Passare dal 4,08% e salire fino al 4,35% e poi scendere nuovamente sotto il 4,10%. Tutto nel giro di una seduta. È quanto accaduto ieri ai rendimenti dei BTp a 10 anni, in altalena come gli altri bond europei ormai da diverse sedute. Nello stesso frangente, lo spread è esploso da 180 a circa 200 punti base, segno che la tensione si stia concentrando particolarmente sui titoli del debito percepiti più rischiosi.

Capire con precisione quale sia il rendimento di un bond lungo la curva è impossibile in questa fase.

Il trend dei rendimenti dei BTp è stato crescente nelle ultime settimane per effetto del rialzo dei tassi d’interesse da parte della Banca Centrale Europea (BCE). Essa si riunisce oggi per decidere le sue prossime mosse di politica monetaria e quasi certamente porterà i tassi di riferimento dall’attuale 3% al 3,50%. Ma il crac di due banche americane e le difficoltà di altre, anche europee (vedi Credit Suisse), sta riportando i capitali sul mercato a reddito fisso.

C’è paura tra gli investitori per una possibile crisi finanziaria. Ieri, a conferma che saremmo solo agli inizi di una nuova fase di estrema turbolenza, il tracollo delle azioni Credit Suisse (-25%) e il declassamento di First Republic Bank da A- a BB+ ad opera di S&P. E così, obbligazioni bancarie giudicate estremamente sicure fino a ieri, all’improvviso sono scaraventate nell’area “spazzatura”. Tutto ciò non fa che aggiungere incertezza ad un clima già di per sé insicuro.

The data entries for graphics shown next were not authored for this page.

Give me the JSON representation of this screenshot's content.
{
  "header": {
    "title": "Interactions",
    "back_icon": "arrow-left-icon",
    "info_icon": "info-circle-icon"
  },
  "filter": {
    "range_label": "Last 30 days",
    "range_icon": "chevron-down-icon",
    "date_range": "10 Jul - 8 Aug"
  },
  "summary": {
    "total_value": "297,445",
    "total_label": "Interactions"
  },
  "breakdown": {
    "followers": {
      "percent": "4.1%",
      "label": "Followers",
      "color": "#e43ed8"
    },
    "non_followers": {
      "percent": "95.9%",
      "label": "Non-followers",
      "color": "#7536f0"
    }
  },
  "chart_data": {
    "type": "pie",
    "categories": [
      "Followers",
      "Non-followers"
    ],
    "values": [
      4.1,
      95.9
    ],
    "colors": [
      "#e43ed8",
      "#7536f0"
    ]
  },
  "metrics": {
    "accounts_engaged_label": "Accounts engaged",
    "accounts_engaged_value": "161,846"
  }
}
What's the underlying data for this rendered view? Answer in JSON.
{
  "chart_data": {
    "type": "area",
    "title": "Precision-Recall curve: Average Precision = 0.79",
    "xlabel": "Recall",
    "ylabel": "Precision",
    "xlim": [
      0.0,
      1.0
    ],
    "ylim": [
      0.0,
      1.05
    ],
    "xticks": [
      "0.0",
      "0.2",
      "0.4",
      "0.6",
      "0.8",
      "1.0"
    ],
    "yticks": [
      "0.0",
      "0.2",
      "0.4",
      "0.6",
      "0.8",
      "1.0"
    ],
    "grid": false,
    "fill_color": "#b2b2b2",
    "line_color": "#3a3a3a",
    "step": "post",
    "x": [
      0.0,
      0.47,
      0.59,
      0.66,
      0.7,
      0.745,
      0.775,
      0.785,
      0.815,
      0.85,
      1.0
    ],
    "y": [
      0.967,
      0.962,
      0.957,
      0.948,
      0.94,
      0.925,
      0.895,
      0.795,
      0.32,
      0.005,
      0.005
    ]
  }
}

Rendimenti BTp in altalena, occhi puntati su BCE

Tornando ai rendimenti dei BTp, il saliscendi risente dell’avversione al rischio sui mercati finanziari. Nei momenti di cauto ottimismo, le azioni tornano ad apprezzarsi e i bond a deprezzarsi, con la conseguenza che i rendimenti di questi ultimi risalgono. Viceversa, quando poco dopo un evento o una dichiarazione riporta il mercato con i piedi per terra.

Oggi può essere uno spartiacque in Europa per l’obbligazionario. Il rialzo dei tassi BCE dovrebbe accompagnarsi a un comunicato relativamente rasserenante circa le prossime misure di politica monetaria. L’approccio atteso di Francoforte è “data dependent”, un modo per dire che non esistono posizioni preconcette.

In questo clima, pensare di ridurre ulteriormente gli acquisti dei bond sotto il cosiddetto Quantitative Tightening non è realistico. L’impennata dello spread di ieri mette in guardia Christine Lagarde dall’adottare misure punitive nei confronti dei titoli del debito meno solidi nell’Area Euro. Un approccio restrittivo sarebbe possibile solo in assenza di frammentazione dei mercati, vale a dire in presenza di uno scudo anti-spread efficace. Cosa che non è. I rendimenti dei BTp verosimilmente sono destinati a scendere lungo la curva. Fino a qualche giorno fa, avevamo scritto il contrario, ma gli eventi verificatisi alla Silicon Valley si sono rivelati essere quell’imprevisto capace di cambiare la storia delle cose.

Da notare che il Bund a 2 anni ieri pomeriggio offriva il 2,40%, vale a dire meno del tasso BCE sui depositi bancari al 2,50%. Una settimana prima, stava al 3,35%, nettamente sopra. Evidentemente, se prima scontava un ulteriore rialzo dei tassi di quasi l’1%, adesso prezza un costo del denaro invariato. Con oggi si conclude (o quasi) la stretta sui tassi BCE. Le banche centrali dovranno prestare massima attenzione a mantenere condizioni monetarie non eccessivamente restrittive per non aggravare una crisi finanziaria già iniziata. E poco potranno addebitare agli altri, visto che la tensione è stata scatenata dal cambio repentino di policy dopo numerosi anni di liquidità a fiumi e a tassi negativi.